Other possible sources of support are local, state and federal anti-discrimination agencies and your elected officials.

 

EEOC

 

The Equal Employment Opportunity Commission administers and investigates complaints of sex discrimination under the Equal Pay Act, Title VII, and Executive Order 11246. You can find EEOC district, area, and field offices by visiting http://www.eeoc.gov/offices.html or calling 1-800-669-4000. You can file anti-discrimination complaints through these offices. The EEOC also offers mediation services as an alternative to investigations and litigation.

 

State and Local Commissions

 

Passage of equal opportunities laws and advocacy from women’s rights and civil rights organizations has resulted in the creation of local and state commissions whose job it is to stop discrimination in their localities, including discrimination against women. Many of these commissions against discrimination or human rights commissions have complaint mechanisms as well as mediation services.

 

Many communities also have local commissions on the status of women.
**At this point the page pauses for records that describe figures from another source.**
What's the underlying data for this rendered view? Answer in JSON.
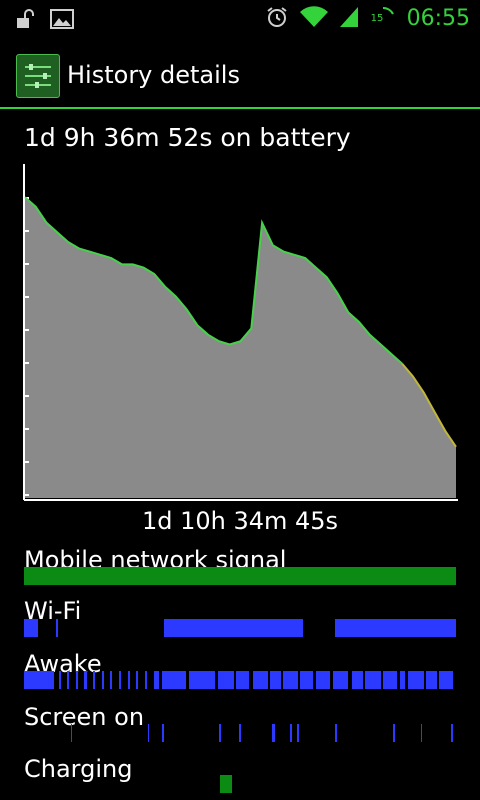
{
  "status_bar": {
    "time": "06:55",
    "notification_icons": [
      "unlock-icon",
      "image-icon"
    ],
    "system_icons": [
      "alarm-icon",
      "wifi-icon",
      "signal-icon",
      "battery-icon"
    ],
    "battery_text": "15"
  },
  "action_bar": {
    "title": "History details"
  },
  "summary": {
    "on_battery": "1d 9h 36m 52s on battery"
  },
  "chart_data": {
    "type": "area",
    "title": "",
    "x": [
      0,
      1,
      2,
      3,
      4,
      5,
      6,
      7,
      8,
      9,
      10,
      11,
      12,
      13,
      14,
      15,
      16,
      17,
      18,
      19,
      20,
      21,
      22,
      23,
      24,
      25,
      26,
      27,
      28,
      29,
      30,
      31,
      32,
      33,
      34,
      35,
      36,
      37,
      38,
      39,
      40
    ],
    "values": [
      94,
      91,
      86,
      83,
      80,
      78,
      77,
      76,
      75,
      73,
      73,
      72,
      70,
      66,
      63,
      59,
      54,
      51,
      49,
      48,
      49,
      53,
      86,
      79,
      77,
      76,
      75,
      72,
      69,
      64,
      58,
      55,
      51,
      48,
      45,
      42,
      38,
      33,
      27,
      21,
      16
    ],
    "line_colors": [
      "#47d14b",
      "#c0b63a"
    ]
  },
  "total_time": "1d 10h 34m 45s",
  "rows": [
    {
      "label": "Mobile network signal",
      "color": "#0b8a14",
      "segments": [
        [
          0,
          100
        ]
      ]
    },
    {
      "label": "Wi-Fi",
      "color": "#2c39ff",
      "segments": [
        [
          0,
          3.2
        ],
        [
          7.3,
          7.8
        ],
        [
          32.5,
          64.5
        ],
        [
          72.0,
          100
        ]
      ]
    },
    {
      "label": "Awake",
      "color": "#2c39ff",
      "segments": [
        [
          0,
          7.0
        ],
        [
          8,
          8.6
        ],
        [
          10,
          10.5
        ],
        [
          12,
          12.5
        ],
        [
          14,
          14.6
        ],
        [
          16,
          16.4
        ],
        [
          18,
          18.5
        ],
        [
          20,
          20.4
        ],
        [
          22,
          22.5
        ],
        [
          24,
          24.6
        ],
        [
          26,
          26.4
        ],
        [
          28,
          28.5
        ],
        [
          30,
          31.2
        ],
        [
          32,
          37.6
        ],
        [
          38.2,
          44.2
        ],
        [
          45,
          48.6
        ],
        [
          49,
          52.2
        ],
        [
          53,
          56.4
        ],
        [
          57,
          59.5
        ],
        [
          60,
          63.4
        ],
        [
          64,
          67.0
        ],
        [
          67.5,
          70.8
        ],
        [
          71.5,
          75.0
        ],
        [
          76,
          78.5
        ],
        [
          79,
          82.6
        ],
        [
          83,
          86.4
        ],
        [
          87,
          88.2
        ],
        [
          89,
          92.6
        ],
        [
          93,
          95.5
        ],
        [
          96,
          99.4
        ]
      ]
    },
    {
      "label": "Screen on",
      "color": "#2c39ff",
      "segments": [
        [
          10.8,
          11.2
        ],
        [
          28.6,
          29.0
        ],
        [
          32.0,
          32.4
        ],
        [
          45.2,
          45.6
        ],
        [
          49.8,
          50.2
        ],
        [
          57.5,
          58.0
        ],
        [
          61.5,
          62.0
        ],
        [
          63.2,
          63.6
        ],
        [
          72.0,
          72.5
        ],
        [
          85.4,
          85.8
        ],
        [
          91.8,
          92.2
        ],
        [
          98.8,
          99.2
        ]
      ]
    },
    {
      "label": "Charging",
      "color": "#0b8a14",
      "segments": [
        [
          45.3,
          48.1
        ]
      ]
    }
  ]
}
While these Commissions generally do not have formal mechanisms to resolve complaints of discrimination, they often include women’s rights advocates who might assist you in your efforts to close the wage gap. The National Association of Women’s Commissions websiteprovides links to local and state women’s commissions across the country.

 

Elected Officials

 

Your city council member, state representative, state senator, member of Congress, and U.S. Senators were elected to represent you.

 

These lawmakers take an oath of office to uphold the laws of the state or municipality in which you live. These laws often include constitutional provisions, state laws, and city or town ordinances banning discrimination based on sex.

 

Contact your local and state law makers. Meet with them and tell them your story of sex discrimination. Ask for their help in getting your employer to take action to remedy discriminatory practices.